L’upgrade est classé comme le premier update ADUO de Honda de la saison. Orihara a été clair: le moteur thermique reste la seule priorité pour l’instant, les autres domaines du groupe motopropulseur ne devant être optimisés qu’une fois que le moteur à combustion atteint un niveau de performance acceptable.
Certaines des estimations internes les plus optimistes pointent vers un gain pouvant atteindre 30 ch avec la nouvelle spécification, bien que Honda reconnaisse que combler entièrement le déficit de puissance nécessitera d’autres upgrades au-delà de cette première étape.

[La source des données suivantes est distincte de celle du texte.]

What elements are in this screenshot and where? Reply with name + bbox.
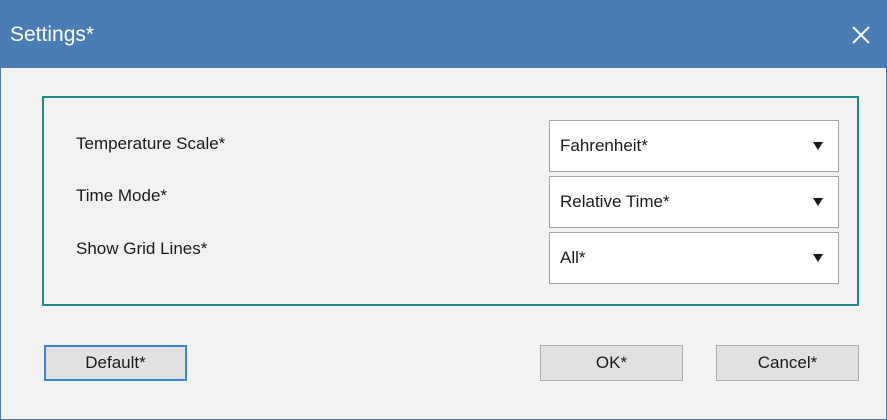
close-button[interactable]	[844, 19, 878, 51]
dropdown-arrow-icon	[813, 254, 823, 262]
title-bar[interactable]: Settings*	[1, 1, 886, 68]
dialog-title: Settings*	[10, 23, 95, 46]
time-mode-label: Time Mode*	[76, 186, 168, 205]
time-mode-value: Relative Time*	[560, 192, 670, 211]
settings-group: Temperature Scale* Fahrenheit* Time Mode…	[42, 96, 859, 306]
show-grid-lines-label: Show Grid Lines*	[76, 239, 208, 258]
close-icon	[852, 26, 870, 44]
temperature-scale-value: Fahrenheit*	[560, 136, 648, 155]
temperature-scale-dropdown[interactable]: Fahrenheit*	[549, 120, 839, 172]
dialog-content: Temperature Scale* Fahrenheit* Time Mode…	[1, 68, 886, 419]
settings-dialog: Settings* Temperature Scale* Fahrenheit*…	[0, 0, 887, 420]
dropdown-arrow-icon	[813, 198, 823, 206]
ok-button[interactable]: OK*	[540, 345, 683, 381]
show-grid-lines-value: All*	[560, 248, 586, 267]
cancel-button[interactable]: Cancel*	[716, 345, 859, 381]
default-button[interactable]: Default*	[44, 345, 187, 381]
dropdown-arrow-icon	[813, 142, 823, 150]
time-mode-dropdown[interactable]: Relative Time*	[549, 176, 839, 228]
show-grid-lines-dropdown[interactable]: All*	[549, 232, 839, 284]
temperature-scale-label: Temperature Scale*	[76, 134, 226, 153]
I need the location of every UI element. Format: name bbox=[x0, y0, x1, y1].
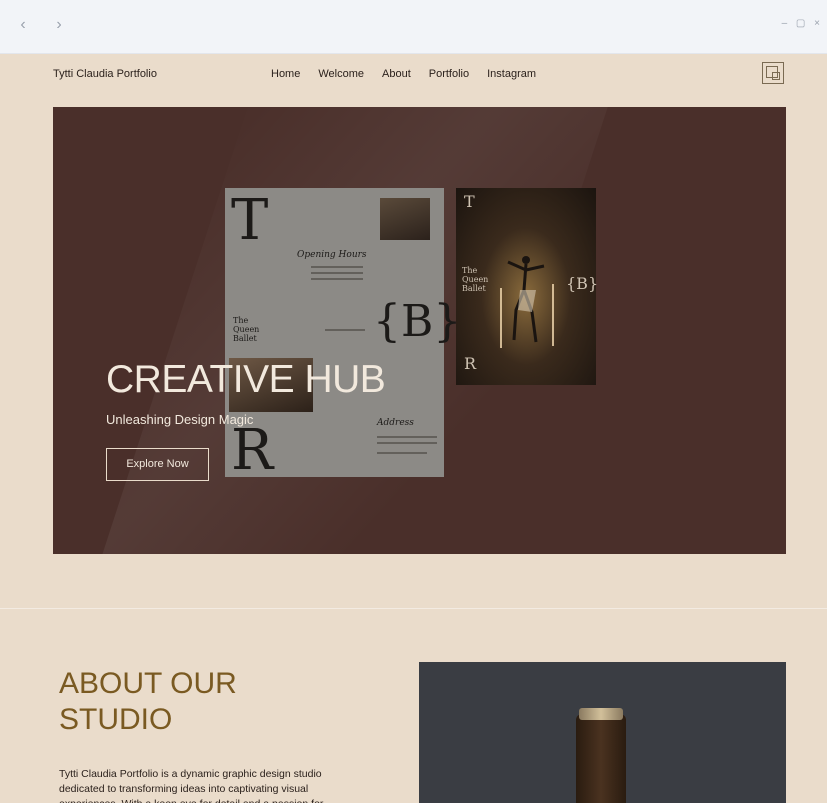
bottle-image bbox=[576, 714, 626, 803]
about-title: ABOUT OUR STUDIO bbox=[59, 667, 237, 736]
about-text: Tytti Claudia Portfolio is a dynamic gra… bbox=[59, 768, 323, 803]
poster-text-line bbox=[311, 278, 363, 280]
about-image bbox=[419, 662, 786, 803]
main-nav: Home Welcome About Portfolio Instagram bbox=[271, 68, 536, 80]
poster-queen-ballet: The Queen Ballet bbox=[233, 316, 260, 343]
browser-toolbar: ‹ › – ▢ × bbox=[0, 0, 827, 54]
hero-title: CREATIVE HUB bbox=[106, 358, 386, 401]
nav-about[interactable]: About bbox=[382, 68, 411, 80]
poster-text-line bbox=[377, 436, 437, 438]
poster-text-line bbox=[311, 272, 363, 274]
ballet-poster: T Opening Hours The Queen Ballet {B} R A… bbox=[225, 188, 461, 483]
section-divider bbox=[0, 608, 827, 609]
poster-thumbnail bbox=[380, 198, 430, 240]
photo-letter-t: T bbox=[464, 192, 475, 211]
poster-address: Address bbox=[377, 418, 414, 428]
poster-opening-hours: Opening Hours bbox=[297, 250, 367, 260]
hero-section: T Opening Hours The Queen Ballet {B} R A… bbox=[53, 107, 786, 554]
explore-now-button[interactable]: Explore Now bbox=[106, 448, 209, 481]
light-stick bbox=[552, 284, 554, 346]
nav-welcome[interactable]: Welcome bbox=[318, 68, 364, 80]
website: Tytti Claudia Portfolio Home Welcome Abo… bbox=[0, 54, 827, 803]
poster-text-line bbox=[377, 442, 437, 444]
nav-portfolio[interactable]: Portfolio bbox=[429, 68, 469, 80]
nav-instagram[interactable]: Instagram bbox=[487, 68, 536, 80]
nav-home[interactable]: Home bbox=[271, 68, 300, 80]
site-brand[interactable]: Tytti Claudia Portfolio bbox=[53, 68, 157, 80]
poster-letter-t: T bbox=[231, 188, 269, 253]
back-icon[interactable]: ‹ bbox=[12, 14, 34, 36]
forward-icon[interactable]: › bbox=[48, 14, 70, 36]
photo-letter-r: R bbox=[464, 354, 477, 373]
light-stick bbox=[500, 288, 502, 348]
poster-text-line bbox=[325, 329, 365, 331]
photo-brace-b: {B} bbox=[566, 274, 599, 293]
poster-brace-b: {B} bbox=[373, 296, 462, 347]
window-controls[interactable]: – ▢ × bbox=[782, 18, 823, 29]
poster-text-line bbox=[311, 266, 363, 268]
poster-text-line bbox=[377, 452, 427, 454]
poster-letter-r: R bbox=[231, 418, 274, 483]
dancer-figure bbox=[507, 256, 545, 343]
bottle-cap bbox=[579, 708, 623, 720]
ballet-photo: T The Queen Ballet {B} R bbox=[456, 188, 599, 385]
square-logo-icon[interactable] bbox=[762, 62, 784, 84]
hero-subtitle: Unleashing Design Magic bbox=[106, 412, 254, 427]
photo-queen-ballet: The Queen Ballet bbox=[462, 266, 489, 293]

Orihara a encadré l’objectif de Zandvoort dans les mêmes termes qu’Aston Martin avait utilisés avant son upgrade de châssis en Hongrie: revenir à ce que l’équipe appelle le « champ de course » — un seuil auquel les petits gains de réglage de 10 à 20 millisecondes redeviennent significatifs plutôt que d’être submergés par un écart structurel plus large.
La situation du châssis d’Aston Martin s’est considérablement améliorée depuis ce package de Hongrie, conçu par Adrian Newey, qui a réduit le déficit de rythme en course de l’équipe de plus de cinq secondes par tour à Silverstone et Spa à 2,034 secondes par tour au Hungaroring, selon les données de Paceteq. L’équipe reconnaît cependant que le Hungaroring est moins sensible à la puissance que la plupart des circuits, ce qui signifie que le déficit moteur sous-jacent reste exposé sur les circuits à plus haute vitesse.
Avec le groupe motopropulseur désormais au cœur des priorités, Honda et Aston Martin espèrent que l’upgrade de Zandvoort marque le début d’une récupération sur le seul front où le développement du châssis seul ne peut pas compenser.